07/25/2025
Geezer Tour 6 - Western Swing. Fifty Shades of Beige
When we last left our intrepid travelers, we were waiting for repairs to our squirrel-damaged car in Lincoln, Nebraska. A week later, we are still here, with hopes of departing tomorrow for points east and home. Having observed the state's capital city at close range, I have some thoughts. Before I express them, a caveat: if I were here of my own accord, for a wedding or to see friends or even on business, I'd probably be more open to this town's charms. As it is, I really had to look hard to find them.
A salient characteristic of Lincoln is its monochromatic color scheme. So much tan, beige, brown everywhere. But don't take it from me, take it from famed Nebraska daughter Willa Cather: born in Virginia, died on Park Avenue, claimed by the Cornhusker State for her years in the town of Red Cloud and the University of Nebraska and her writing about life on the Great Plains. But I digress.
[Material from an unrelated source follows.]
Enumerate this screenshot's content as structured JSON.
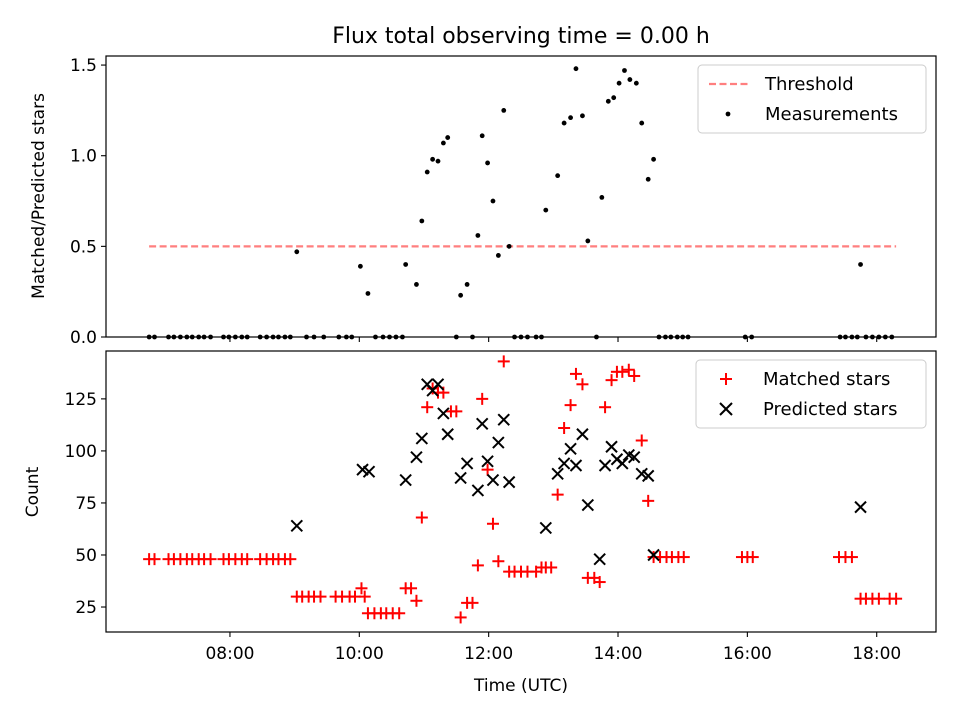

Here's Willa praising the immigrants who brought a little dash to the drab landscape: "Colonies of European people, Slavonic, Germanic, Scandinavian, Latin, spread across our bronze prairies like the daubs of color on a painter's palette. They brought with them something that this neutral new world needed ever more than the immigrants needed land."
She got that right. The urge toward neutral shades is all around us here. Part of it is where we're staying, an aging hotel well located close to the Toyota dealership, equidistant from Costco and Walmart and mere steps through a used car lot to a Super Saver discount grocery that compares its bargains favorably to the better-known Hi-Vee. Beyond the shopping areas, the vast majority of neatly landscaped homes and low-rise apartment buildings are on the beige end of the spectrum. Even the yard art conforms: note the white toy truck, rusted metal tractor wheel and bleached deer skull decorating a local property. There's plenty of green in lawns and trees but you wouldn't call Lincoln 50 shades of green. That's the name of a local w**d dispensary.
Still, there are spurts of colorful rebellion, as in the dark-skinned doll in a red coat at the Nebraska History Museum's exhibit that seeks to explain the state in more than 100 artifacts. The Patty-Jo doll was commissioned from the Terri Lee Doll Company in Lincoln by Jackie Ormes, the first African-American cartoonist to be published in a newspaper, according to the museum. Ormes felt other dark-skinned dolls were based on negative stereotypes and found a better option here.
The prosaic nature of the place works itself into everything, including the ph***ic state capital building, topped not with a warrior or a flag or a toga-clad Statue of Freedom like the one that crowns the U.S. Capitol, but The Sower: a 19-foot-tall figure scattering seeds, symbolizing agriculture as the basis for civilization.
Not to generalize too much, but the people we've encountered here have been a bit like the folks in fictional River City in "The Music Man": flinty, down-to-earth and not all that cuddly, but helpful when you need it most. I can recommend (402) Creamery, a local chain of high-end treats -- try the peach cobbler ice cream -- and Hiro88 for sushi and innovative Chinese specialities, including a first-rate hot and sour soup. Though things can seem beige, the sunsets are often dazzling.